Mehr Sicherheit für Standbetreiber und Bürger in der Münchner Innenstadt
Antrag Stadtrats-Mitglieder Daniel Stanke, Markus Walbrunn und Iris Wassill (AfD) vom 3.11.2024
Antwort Kreisverwaltungsreferentin Dr. Hanna Sammüller-Gradl:
Auf Ihren Antrag vom 3.11.24 nehme ich Bezug.
Ihr Einverständnis vorausgesetzt, erlaube ich mir, Ihren Antrag auf diesem Weg zu beantworten.
Mit Ihrem Antrag forderten Sie unter Bezugnahme auf die Berichterstattung im Münchner Merkur Ende Oktober, dass der Kommunale Außendienst (KAD) mit sofortiger Wirkung verstärkt in der Münchner Innenstadt eingesetzt wird.

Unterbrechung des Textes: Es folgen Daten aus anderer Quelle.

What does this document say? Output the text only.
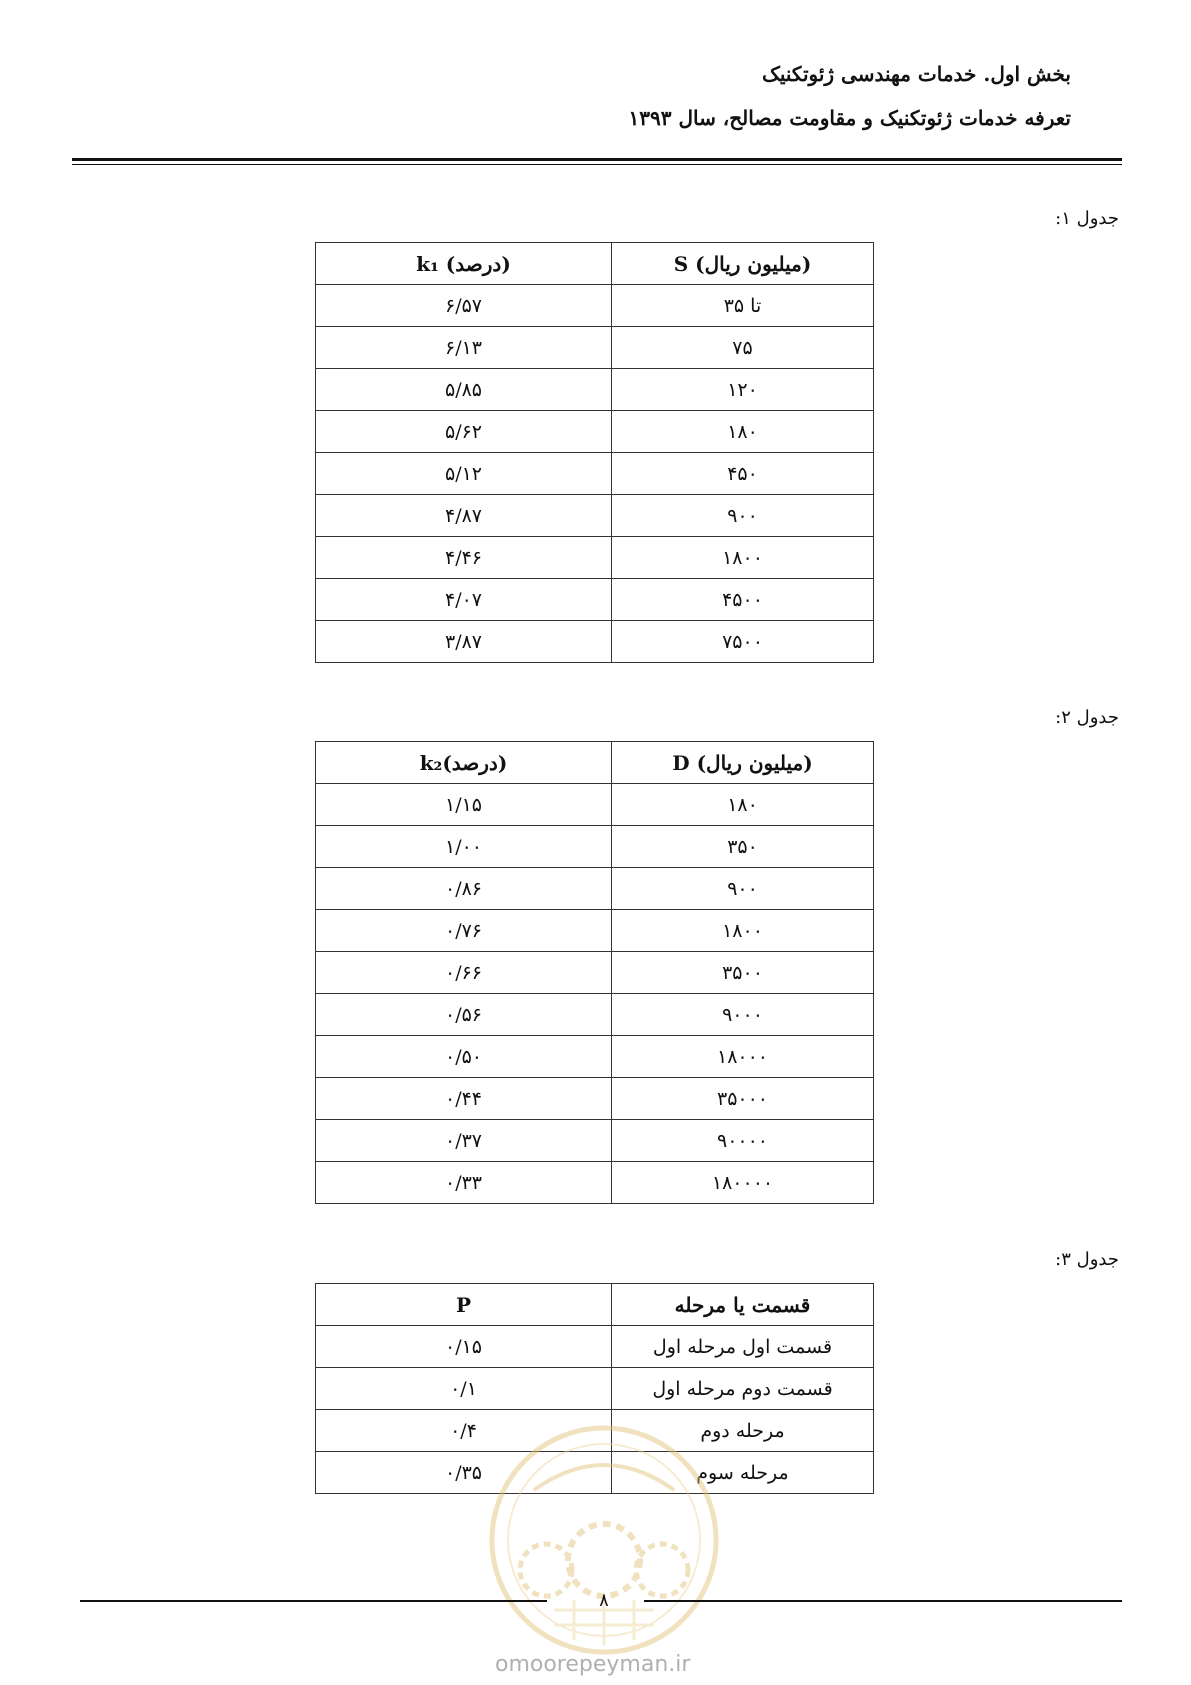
بخش اول. خدمات مهندسی ژئوتکنیک
تعرفه خدمات ژئوتکنیک و مقاومت مصالح، سال ۱۳۹۳
جدول ۱:
(میلیون ریال) S	(درصد) k₁
تا ۳۵	۶/۵۷
۷۵	۶/۱۳
۱۲۰	۵/۸۵
۱۸۰	۵/۶۲
۴۵۰	۵/۱۲
۹۰۰	۴/۸۷
۱۸۰۰	۴/۴۶
۴۵۰۰	۴/۰۷
۷۵۰۰	۳/۸۷
جدول ۲:
(میلیون ریال) D	(درصد)k₂
۱۸۰	۱/۱۵
۳۵۰	۱/۰۰
۹۰۰	۰/۸۶
۱۸۰۰	۰/۷۶
۳۵۰۰	۰/۶۶
۹۰۰۰	۰/۵۶
۱۸۰۰۰	۰/۵۰
۳۵۰۰۰	۰/۴۴
۹۰۰۰۰	۰/۳۷
۱۸۰۰۰۰	۰/۳۳
جدول ۳:
قسمت یا مرحله	P
قسمت اول مرحله اول	۰/۱۵
قسمت دوم مرحله اول	۰/۱
مرحله دوم	۰/۴
مرحله سوم	۰/۳۵
۸
omoorepeyman.ir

Der Kommunale Außendienst des Kreisverwaltungsreferats bestreift ein durch den Stadtrat zuletzt mit dem Beschluss „Kommunaler Außendienst – Reformprozess – Sachstand und weiteres Vorgehen“ (Sitzungsvorlage Nr. 20–26/V10529) vom 24.10.23 bestätigtes Einsatzgebiet rund um den Hauptbahnhof. Dieses umfasst u.a. den Stachus und die Sonnenstraße, nicht aber die Fußgängerzone vom Stachus Richtung Marienplatz.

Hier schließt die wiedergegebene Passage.